Frank Deford is one of the most beloved sports commentators in America. A contributing writer to Sports Illustrated for more than fifty years, he is also a longtime correspondent on Real Sports with Bryant Gumbel. These days, Deford is perhaps best known for his weekly commentaries on NPR's Morning Edition. Beginning in 1980, Deford has recorded over 1,600 of them, and in I'd Know That Voice Anywhere he brings together the very best, creating a charming, insightful, and wide-ranging look at athletes and the world of sports.

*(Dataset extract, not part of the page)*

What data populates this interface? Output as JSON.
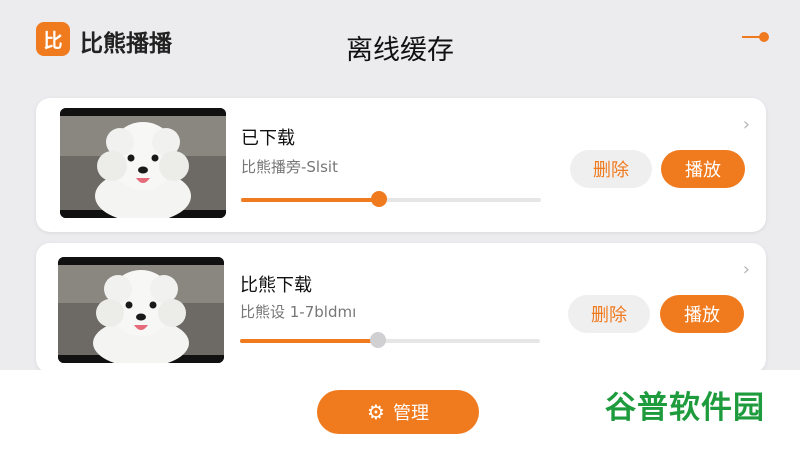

In I'd Know That Voice Anywhere, Deford discusses everything from sex scandals and steroids to Americans' perennial nostalgia for Joe DiMaggio and why, in a culture dominated by celebrity, sport is the only field on earth where popularity and excellence thrive in tandem. He considers the similarities between Babe Ruth and Winnie the Pooh, why football reminds him of Venice, and how the Olympics are like Groundhog Day-or like an independent movie filled with foreign actors you've never heard of. He considers the prevalence of cheating in the classroom among student-athletes and why academic whistle-blowers are castigated as tattletales, pens a one-size-fits-all sports movie script, and even delivers Super Bowl coverage in the form of a Shakespearean sonnet. This page-turning compendium of Deford's witty and frank pieces covers more than thirty years of sports history while showcasing the vast range of Deford's interests and opinions, including his thoughts on the NCAA (a shameless autocracy, where college players are essentially indentured servants), why gay athletes "play straight" (more for fear of their audience than their colleagues), and why he's worried about living in an economy that is so dominated by golfers.
A rollicking sampler of one of NPR's most popular segments, I'd Know That Voice Anywhere is perfect for sports enthusiasts-as well as sports skeptics-and a must-read for any Frank Deford fan.